Anımsayacak olursak Kemal Kılıçdaroğlu “Kayyum geleceğine ben geleyim. Benim CHP’ye ne zararım olabilir ki? Yargının kararlarını bekleyelim” demişti. Aynı Kılıçdaroğlu 19 Eylül 2024 tarihinde “Yargının bağımsız olmadığını, büyük bir kısmının talimatla ve parayla iş yaptığını hepimiz biliyoruz.” açıklaması yapmıştı.

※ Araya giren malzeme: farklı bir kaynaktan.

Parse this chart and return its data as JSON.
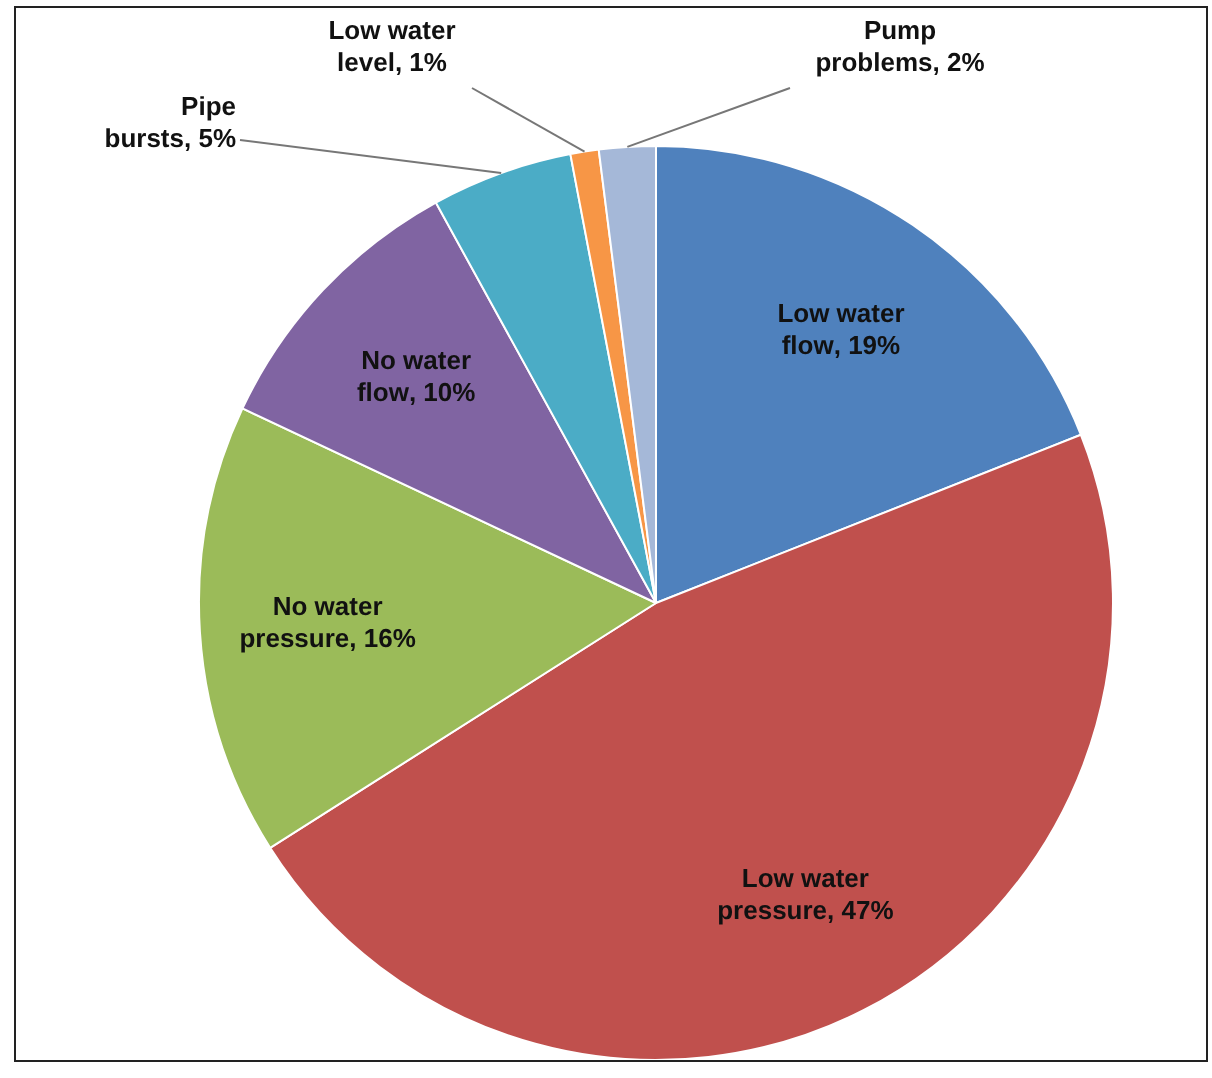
{
  "chart_data": {
    "type": "pie",
    "categories": [
      "Low water flow",
      "Low water pressure",
      "No water pressure",
      "No water flow",
      "Pipe bursts",
      "Low water level",
      "Pump problems"
    ],
    "values": [
      19,
      47,
      16,
      10,
      5,
      1,
      2
    ],
    "colors": [
      "#4f81bd",
      "#c0504d",
      "#9bbb59",
      "#8064a2",
      "#4bacc6",
      "#f79646",
      "#a5b8d8"
    ],
    "value_labels": [
      ", 19%",
      ", 47%",
      ", 16%",
      ", 10%",
      ", 5%",
      ", 1%",
      ", 2%"
    ],
    "legend": false
  }
}
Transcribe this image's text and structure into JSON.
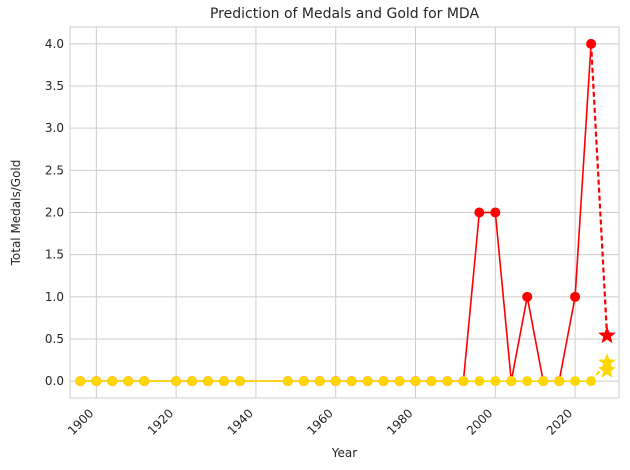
{
  "chart_data": {
    "type": "line",
    "title": "Prediction of Medals and Gold for MDA",
    "xlabel": "Year",
    "ylabel": "Total Medals/Gold",
    "xlim": [
      1893.4,
      2031.0
    ],
    "ylim": [
      -0.2,
      4.2
    ],
    "xticks": [
      1900,
      1920,
      1940,
      1960,
      1980,
      2000,
      2020
    ],
    "yticks": [
      0.0,
      0.5,
      1.0,
      1.5,
      2.0,
      2.5,
      3.0,
      3.5,
      4.0
    ],
    "grid": true,
    "legend": "none",
    "series": [
      {
        "color": "#ff0000",
        "marker": "circle",
        "x": [
          1896,
          1900,
          1904,
          1908,
          1912,
          1920,
          1924,
          1928,
          1932,
          1936,
          1948,
          1952,
          1956,
          1960,
          1964,
          1968,
          1972,
          1976,
          1980,
          1984,
          1988,
          1992,
          1996,
          2000,
          2004,
          2008,
          2012,
          2016,
          2020,
          2024
        ],
        "y": [
          0,
          0,
          0,
          0,
          0,
          0,
          0,
          0,
          0,
          0,
          0,
          0,
          0,
          0,
          0,
          0,
          0,
          0,
          0,
          0,
          0,
          0,
          2,
          2,
          0,
          1,
          0,
          0,
          1,
          4
        ]
      },
      {
        "color": "#ffd700",
        "marker": "circle",
        "x": [
          1896,
          1900,
          1904,
          1908,
          1912,
          1920,
          1924,
          1928,
          1932,
          1936,
          1948,
          1952,
          1956,
          1960,
          1964,
          1968,
          1972,
          1976,
          1980,
          1984,
          1988,
          1992,
          1996,
          2000,
          2004,
          2008,
          2012,
          2016,
          2020,
          2024
        ],
        "y": [
          0,
          0,
          0,
          0,
          0,
          0,
          0,
          0,
          0,
          0,
          0,
          0,
          0,
          0,
          0,
          0,
          0,
          0,
          0,
          0,
          0,
          0,
          0,
          0,
          0,
          0,
          0,
          0,
          0,
          0
        ]
      }
    ],
    "predictions": [
      {
        "color": "#ff0000",
        "marker": "star",
        "line": "dashed",
        "from": [
          2024,
          4
        ],
        "to": [
          2028,
          0.54
        ]
      },
      {
        "color": "#ffd700",
        "marker": "star",
        "line": "dashed",
        "from": [
          2024,
          0
        ],
        "to": [
          2028,
          0.22
        ]
      },
      {
        "color": "#ffd700",
        "marker": "star",
        "line": "none",
        "from": null,
        "to": [
          2028,
          0.13
        ]
      }
    ]
  }
}
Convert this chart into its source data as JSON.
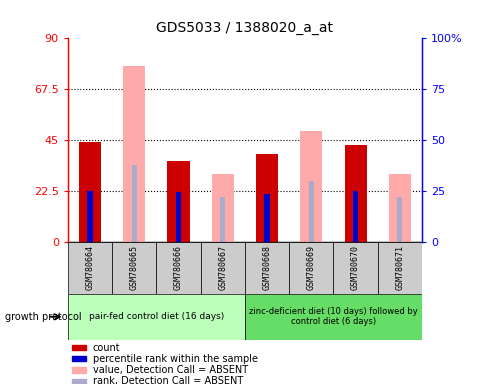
{
  "title": "GDS5033 / 1388020_a_at",
  "samples": [
    "GSM780664",
    "GSM780665",
    "GSM780666",
    "GSM780667",
    "GSM780668",
    "GSM780669",
    "GSM780670",
    "GSM780671"
  ],
  "count_values": [
    44,
    0,
    36,
    0,
    39,
    0,
    43,
    0
  ],
  "rank_values": [
    22.5,
    0,
    22,
    0,
    21,
    0,
    22.5,
    0
  ],
  "absent_value_values": [
    0,
    78,
    0,
    30,
    0,
    49,
    0,
    30
  ],
  "absent_rank_values": [
    0,
    34,
    0,
    20,
    0,
    27,
    0,
    20
  ],
  "left_ylim": [
    0,
    90
  ],
  "right_ylim": [
    0,
    100
  ],
  "left_yticks": [
    0,
    22.5,
    45,
    67.5,
    90
  ],
  "right_yticks": [
    0,
    25,
    50,
    75,
    100
  ],
  "left_yticklabels": [
    "0",
    "22.5",
    "45",
    "67.5",
    "90"
  ],
  "right_yticklabels": [
    "0",
    "25",
    "50",
    "75",
    "100%"
  ],
  "count_color": "#cc0000",
  "rank_color": "#0000cc",
  "absent_value_color": "#ffaaaa",
  "absent_rank_color": "#aaaacc",
  "group1_label": "pair-fed control diet (16 days)",
  "group2_label": "zinc-deficient diet (10 days) followed by\ncontrol diet (6 days)",
  "group1_color": "#bbffbb",
  "group2_color": "#66dd66",
  "group_protocol_label": "growth protocol",
  "legend_items": [
    "count",
    "percentile rank within the sample",
    "value, Detection Call = ABSENT",
    "rank, Detection Call = ABSENT"
  ],
  "legend_colors": [
    "#cc0000",
    "#0000cc",
    "#ffaaaa",
    "#aaaacc"
  ],
  "main_bar_width": 0.5,
  "rank_bar_width": 0.12,
  "label_box_color": "#cccccc",
  "grid_color": "black",
  "grid_linestyle": "dotted",
  "grid_linewidth": 0.8
}
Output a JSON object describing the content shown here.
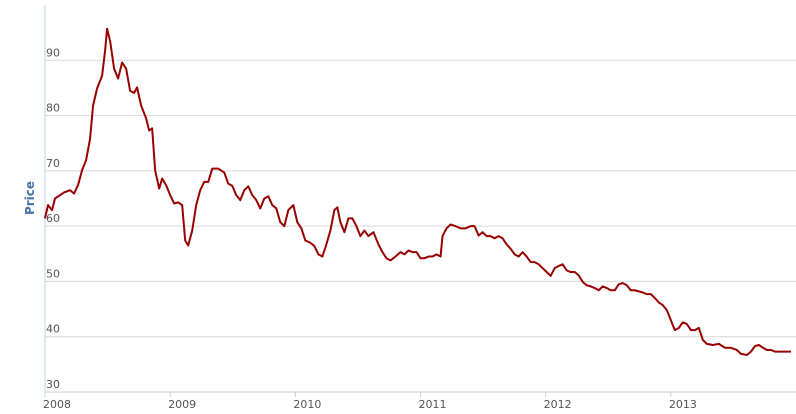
{
  "chart_data": {
    "type": "line",
    "y_label": "Price",
    "color": "#990000",
    "grid": true,
    "xlim": [
      2008,
      2014
    ],
    "xticks": [
      2008,
      2009,
      2010,
      2011,
      2012,
      2013
    ],
    "ylim": [
      30,
      100
    ],
    "yticks": [
      30,
      40,
      50,
      60,
      70,
      80,
      90
    ],
    "x": [
      2008.0,
      2008.024,
      2008.056,
      2008.08,
      2008.12,
      2008.152,
      2008.2,
      2008.232,
      2008.264,
      2008.296,
      2008.328,
      2008.36,
      2008.384,
      2008.416,
      2008.456,
      2008.48,
      2008.496,
      2008.52,
      2008.552,
      2008.584,
      2008.616,
      2008.648,
      2008.68,
      2008.712,
      2008.736,
      2008.768,
      2008.808,
      2008.832,
      2008.856,
      2008.88,
      2008.912,
      2008.936,
      2008.968,
      2009.0,
      2009.032,
      2009.064,
      2009.096,
      2009.12,
      2009.144,
      2009.176,
      2009.208,
      2009.24,
      2009.272,
      2009.304,
      2009.336,
      2009.384,
      2009.432,
      2009.464,
      2009.496,
      2009.528,
      2009.56,
      2009.592,
      2009.624,
      2009.656,
      2009.688,
      2009.72,
      2009.752,
      2009.784,
      2009.816,
      2009.848,
      2009.88,
      2009.912,
      2009.944,
      2009.984,
      2010.016,
      2010.048,
      2010.08,
      2010.12,
      2010.152,
      2010.184,
      2010.216,
      2010.248,
      2010.28,
      2010.312,
      2010.336,
      2010.36,
      2010.392,
      2010.424,
      2010.456,
      2010.488,
      2010.52,
      2010.552,
      2010.584,
      2010.624,
      2010.664,
      2010.696,
      2010.728,
      2010.76,
      2010.8,
      2010.84,
      2010.872,
      2010.904,
      2010.936,
      2010.968,
      2011.0,
      2011.032,
      2011.064,
      2011.096,
      2011.128,
      2011.16,
      2011.176,
      2011.208,
      2011.24,
      2011.28,
      2011.32,
      2011.36,
      2011.4,
      2011.432,
      2011.464,
      2011.496,
      2011.528,
      2011.56,
      2011.592,
      2011.624,
      2011.656,
      2011.688,
      2011.72,
      2011.752,
      2011.784,
      2011.816,
      2011.848,
      2011.88,
      2011.912,
      2011.944,
      2011.976,
      2012.008,
      2012.04,
      2012.072,
      2012.104,
      2012.136,
      2012.168,
      2012.2,
      2012.232,
      2012.264,
      2012.296,
      2012.328,
      2012.36,
      2012.392,
      2012.424,
      2012.456,
      2012.488,
      2012.52,
      2012.552,
      2012.584,
      2012.616,
      2012.648,
      2012.68,
      2012.712,
      2012.744,
      2012.776,
      2012.808,
      2012.84,
      2012.872,
      2012.904,
      2012.936,
      2012.968,
      2013.0,
      2013.032,
      2013.064,
      2013.096,
      2013.128,
      2013.16,
      2013.192,
      2013.224,
      2013.256,
      2013.288,
      2013.336,
      2013.384,
      2013.432,
      2013.48,
      2013.528,
      2013.56,
      2013.608,
      2013.64,
      2013.672,
      2013.704,
      2013.736,
      2013.768,
      2013.8,
      2013.832,
      2013.864,
      2013.896,
      2013.928,
      2013.96
    ],
    "values": [
      61.4,
      63.8,
      62.9,
      65,
      65.6,
      66.1,
      66.5,
      65.9,
      67.4,
      70.1,
      71.9,
      75.8,
      81.8,
      84.9,
      87.2,
      91.7,
      95.7,
      93.5,
      88.5,
      86.7,
      89.6,
      88.5,
      84.5,
      84.1,
      85.1,
      81.8,
      79.5,
      77.3,
      77.7,
      70.1,
      66.8,
      68.6,
      67.4,
      65.6,
      64.1,
      64.3,
      63.8,
      57.4,
      56.5,
      59.2,
      63.8,
      66.5,
      68,
      68,
      70.4,
      70.4,
      69.7,
      67.7,
      67.3,
      65.6,
      64.7,
      66.5,
      67.2,
      65.6,
      64.7,
      63.2,
      65,
      65.4,
      63.8,
      63.2,
      60.7,
      60,
      62.9,
      63.8,
      60.7,
      59.6,
      57.4,
      57,
      56.4,
      54.9,
      54.5,
      56.7,
      59.2,
      62.9,
      63.4,
      60.7,
      58.9,
      61.4,
      61.4,
      60,
      58.2,
      59.2,
      58.2,
      58.9,
      56.7,
      55.3,
      54.2,
      53.8,
      54.5,
      55.3,
      54.9,
      55.6,
      55.3,
      55.3,
      54.2,
      54.2,
      54.5,
      54.5,
      54.9,
      54.5,
      58.2,
      59.6,
      60.3,
      60,
      59.6,
      59.6,
      60,
      60,
      58.3,
      58.9,
      58.2,
      58.2,
      57.8,
      58.2,
      57.8,
      56.7,
      55.9,
      54.9,
      54.5,
      55.3,
      54.5,
      53.5,
      53.5,
      53.1,
      52.4,
      51.7,
      51,
      52.4,
      52.8,
      53.1,
      52,
      51.7,
      51.7,
      51.1,
      49.9,
      49.3,
      49.1,
      48.8,
      48.4,
      49.1,
      48.8,
      48.4,
      48.4,
      49.5,
      49.7,
      49.3,
      48.4,
      48.4,
      48.2,
      48,
      47.7,
      47.7,
      47,
      46.2,
      45.7,
      44.8,
      43,
      41.2,
      41.6,
      42.6,
      42.3,
      41.2,
      41.2,
      41.6,
      39.4,
      38.7,
      38.5,
      38.7,
      38,
      38,
      37.6,
      36.9,
      36.7,
      37.3,
      38.3,
      38.5,
      38,
      37.6,
      37.6,
      37.3,
      37.3,
      37.3,
      37.3,
      37.3
    ]
  }
}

Sosyal medyada Kılıçdaroğlu’nun tekrar genel başkanlık koltuğuna oturmak istemesi
kamuoyu araştırmalarında önde giden,haftada iki gün İstanbul ve Anadolu’da mitingler düzenleyen halkın umudu olan CHP’ye büyük zarar vereceğini düşünen bazı vatandaşlar sosyal medya hesaplarından Kılıçdaroğlu’ na yönelik olarak şu mesajları yorumları paylaştılar:
“Sana olan saygımız nefrete dönüştü, yazıklar olsun, CHP ye verdiğin zarar AKP’ den fazla,düş yakamızdan”
“Bu koltuk sevdası çok kötü bir şey istenmediğini biliyor Kemal Kılçdaroğlu ama yinede gelecem diyor”
“Erdoğan’dan sonra en iyi AKP’li sensin!”
“ Ekrem İmamoğlu ve onca seçilmiş Belediye Başkanını siyasi kararlarla hapise atan aynı yargı ile yeniden koltuğa oturmayı beklemek nasıl bir şey?
CHP Eski Genel Başkanları Hikmet Çetin, Altan Öymen ve Murat Karayalçın’dan da bir ortak açıklama yapıldı “Önceki Genel Başkanımızın yargı tasarımı ile partimizi düzenleme sonucu doğuracak tüm olasılıkları reddeden ve Özel’in yanında dimdik duran bir tutum alması gerekir.” İfadeleri kullanıldı.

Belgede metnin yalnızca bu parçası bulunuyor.